Guten Tag, euch allen. Eben habe ich nochmals den Eröffnungsbeitrag gelesen, denn: Was ist ein Streichquartett? Vor Haydn wurde diese Frage sicherlich anders beantwortet als nach Haydn. Kammermusik ohne Generalbass für vier Streicher? Sicherlich. Muss es sich aber um 2 Violinen, eine Bratsche und ein Violoncello handeln? Erst nach Hadn vermutlich. Umso interessanter, den Vorhang in die Musikgeschichte ein wenig weiter hervorzuziehen und ein kleines, unterhaltsames Werk hervorzuholen, das ich für besonders gelungen ansehe, obwohl die Besetzung Langeweile erwarten lässt: 4 Violinen!
Telemann hat mit der Werkgruppe 40:201 bis 40:203 gleich drei dieser Stücke geschaffen. Datieren lassen sie sich nicht exakt, 1709 bis 1721 lautet die Datierung im Buch von Rampe (Telemann und seine Zeit, Laaber, 2. Aufl. 2017). Rampe schreibt, Telemanns Kammermusik ohne Generalbass gehe auf die Tradition des ein- oder zweistimmigen Instrumentalspiels ohne Begleitung zurück (S. 159). Das ist so allgemein wie zutreffend, weist uns aber darauf hin, dass wir keinen vierstimmigen Satz erwarten dürfen. Ungeachtet dessen ist es bemekenswert, was Telemann aus dieser Formation herausholt. Übrigens steht das ausgewählte Wert TWV 40:203 auch noch in C-Dur. Na, das ist ja mal spannend (Achtung: Ironie).
Telemanns Musik ist von Schostakowitschs denkbar weit entfernt. Letzte Woche ging in diesem Fadden noch um alles bzw. letzte Dinge. Magenzusammenschnürende, sargnagelnde Todesmusik. Diese Woche darf es entspannter sein. Musik als Freude. Man sehe sich die Musiker:innnen in den YouToube-Videos an. Glückliches Lächeln ruft diese Musik hervor. Das ist sehr viel, meine ich, und wird Telemann, anders als früher, m.
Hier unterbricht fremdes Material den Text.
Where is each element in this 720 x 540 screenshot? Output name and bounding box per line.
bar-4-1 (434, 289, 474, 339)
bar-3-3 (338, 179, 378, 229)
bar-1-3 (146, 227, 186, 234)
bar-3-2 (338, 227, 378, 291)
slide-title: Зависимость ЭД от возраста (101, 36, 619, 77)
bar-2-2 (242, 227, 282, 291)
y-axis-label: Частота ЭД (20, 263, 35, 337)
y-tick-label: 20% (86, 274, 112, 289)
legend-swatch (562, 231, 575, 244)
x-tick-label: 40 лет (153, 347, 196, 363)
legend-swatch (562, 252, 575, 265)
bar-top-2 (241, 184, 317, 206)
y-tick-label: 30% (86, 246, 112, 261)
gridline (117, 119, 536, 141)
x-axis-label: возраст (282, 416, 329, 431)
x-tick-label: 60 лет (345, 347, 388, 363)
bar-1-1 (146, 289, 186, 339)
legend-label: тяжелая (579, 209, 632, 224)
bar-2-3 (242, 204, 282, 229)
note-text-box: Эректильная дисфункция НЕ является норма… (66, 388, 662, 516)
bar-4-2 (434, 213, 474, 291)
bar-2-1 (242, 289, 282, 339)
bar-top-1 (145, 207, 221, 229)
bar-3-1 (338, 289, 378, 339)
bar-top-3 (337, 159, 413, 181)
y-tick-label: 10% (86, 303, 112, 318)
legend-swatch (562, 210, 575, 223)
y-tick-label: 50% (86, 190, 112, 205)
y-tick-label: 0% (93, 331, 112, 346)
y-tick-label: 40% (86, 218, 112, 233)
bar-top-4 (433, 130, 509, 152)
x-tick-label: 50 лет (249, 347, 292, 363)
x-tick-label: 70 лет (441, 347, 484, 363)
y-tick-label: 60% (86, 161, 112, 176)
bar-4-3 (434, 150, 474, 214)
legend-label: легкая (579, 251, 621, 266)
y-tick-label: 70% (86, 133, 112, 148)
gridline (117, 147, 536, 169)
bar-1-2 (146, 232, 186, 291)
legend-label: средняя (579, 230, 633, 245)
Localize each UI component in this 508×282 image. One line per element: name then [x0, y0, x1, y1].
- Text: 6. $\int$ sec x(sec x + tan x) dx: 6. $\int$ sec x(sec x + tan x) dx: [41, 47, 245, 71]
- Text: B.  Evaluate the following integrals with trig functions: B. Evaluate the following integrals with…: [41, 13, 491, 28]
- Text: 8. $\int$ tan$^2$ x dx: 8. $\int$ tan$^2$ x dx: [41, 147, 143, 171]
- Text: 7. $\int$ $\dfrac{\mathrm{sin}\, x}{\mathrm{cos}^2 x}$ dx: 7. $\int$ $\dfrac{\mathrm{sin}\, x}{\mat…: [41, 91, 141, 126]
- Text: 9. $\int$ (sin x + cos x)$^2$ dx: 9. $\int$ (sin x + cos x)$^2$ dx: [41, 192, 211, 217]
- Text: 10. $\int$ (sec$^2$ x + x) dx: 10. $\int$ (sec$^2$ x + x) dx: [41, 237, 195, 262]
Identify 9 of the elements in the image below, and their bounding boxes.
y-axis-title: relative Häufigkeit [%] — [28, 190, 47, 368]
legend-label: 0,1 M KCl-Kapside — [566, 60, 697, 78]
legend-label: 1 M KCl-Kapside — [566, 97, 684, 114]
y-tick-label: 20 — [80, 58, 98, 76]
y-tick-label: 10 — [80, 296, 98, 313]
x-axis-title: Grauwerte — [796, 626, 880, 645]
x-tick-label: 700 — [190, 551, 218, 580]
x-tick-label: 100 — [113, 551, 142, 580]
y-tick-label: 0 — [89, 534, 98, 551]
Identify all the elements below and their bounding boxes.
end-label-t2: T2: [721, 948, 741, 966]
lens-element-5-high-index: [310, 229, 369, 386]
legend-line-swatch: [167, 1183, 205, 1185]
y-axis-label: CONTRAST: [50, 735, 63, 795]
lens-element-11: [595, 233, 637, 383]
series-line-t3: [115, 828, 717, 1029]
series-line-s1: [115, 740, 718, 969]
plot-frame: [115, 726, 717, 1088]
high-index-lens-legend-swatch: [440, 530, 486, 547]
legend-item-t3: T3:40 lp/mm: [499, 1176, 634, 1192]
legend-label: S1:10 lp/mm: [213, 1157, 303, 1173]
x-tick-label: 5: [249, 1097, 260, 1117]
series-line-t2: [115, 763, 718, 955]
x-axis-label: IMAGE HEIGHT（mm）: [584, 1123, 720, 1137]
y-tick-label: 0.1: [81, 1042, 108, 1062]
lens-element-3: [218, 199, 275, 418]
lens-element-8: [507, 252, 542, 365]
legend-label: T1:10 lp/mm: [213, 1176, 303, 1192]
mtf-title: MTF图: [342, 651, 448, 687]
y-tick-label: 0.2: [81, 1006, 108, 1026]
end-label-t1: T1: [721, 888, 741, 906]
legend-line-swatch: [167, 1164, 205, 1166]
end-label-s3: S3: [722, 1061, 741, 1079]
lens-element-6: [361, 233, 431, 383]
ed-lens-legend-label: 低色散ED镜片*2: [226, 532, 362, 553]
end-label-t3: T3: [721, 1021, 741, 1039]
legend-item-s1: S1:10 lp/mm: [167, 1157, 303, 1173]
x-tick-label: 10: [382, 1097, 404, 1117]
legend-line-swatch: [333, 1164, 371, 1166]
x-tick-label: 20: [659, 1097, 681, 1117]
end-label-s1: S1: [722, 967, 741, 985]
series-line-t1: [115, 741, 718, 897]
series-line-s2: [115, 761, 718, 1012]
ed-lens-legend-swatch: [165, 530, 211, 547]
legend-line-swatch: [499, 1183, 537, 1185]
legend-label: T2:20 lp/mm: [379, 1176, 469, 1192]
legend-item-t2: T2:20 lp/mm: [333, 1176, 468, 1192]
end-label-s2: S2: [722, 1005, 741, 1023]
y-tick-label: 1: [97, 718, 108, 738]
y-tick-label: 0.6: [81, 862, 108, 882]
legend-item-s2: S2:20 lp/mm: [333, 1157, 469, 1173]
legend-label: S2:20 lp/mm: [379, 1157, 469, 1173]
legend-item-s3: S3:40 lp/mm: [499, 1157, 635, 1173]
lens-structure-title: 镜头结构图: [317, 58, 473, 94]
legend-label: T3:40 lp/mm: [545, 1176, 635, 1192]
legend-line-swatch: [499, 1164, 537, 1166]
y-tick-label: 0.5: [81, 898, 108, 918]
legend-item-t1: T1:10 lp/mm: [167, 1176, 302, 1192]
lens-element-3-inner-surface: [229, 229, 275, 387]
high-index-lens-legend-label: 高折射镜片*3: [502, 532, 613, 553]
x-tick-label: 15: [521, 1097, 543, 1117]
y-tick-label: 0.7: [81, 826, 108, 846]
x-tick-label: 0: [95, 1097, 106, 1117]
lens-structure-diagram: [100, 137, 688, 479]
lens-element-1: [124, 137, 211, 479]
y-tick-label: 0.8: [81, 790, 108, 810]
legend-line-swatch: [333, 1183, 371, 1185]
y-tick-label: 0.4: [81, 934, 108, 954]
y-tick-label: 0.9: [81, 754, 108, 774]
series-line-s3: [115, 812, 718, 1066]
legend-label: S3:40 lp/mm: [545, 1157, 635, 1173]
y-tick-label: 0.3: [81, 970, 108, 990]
E. schon längst nicht mehr vorgeworfen. .
Die Konzerte und Sonaten für 4 Violinen seien ausschließlich handschriftlich überliefert und mögen als Hausmusik ebenso wie als höfische Musik gelten, schreibt Rampe weiter. Diese Schubladen brauchen wir nicht. Sie besagen wenig und hier gelten die Werke ja sogar als Streichquartette.
Gerade dieses in C-Dur habe ich ausgewählt, weil ich es für das Schönste und Interessanteste der Gruppe halte. Dabei denke ich nicht nur an die klanglichen Wirkungen, das akkordische Spiel, sondern auch an den dritten Satz, den ich spieltechnisch gewitzt nennen mag.
Viel Spaß mit Telemann: Quartett für 4 Violinen "Concerto" C-Dur, TWV 40:203.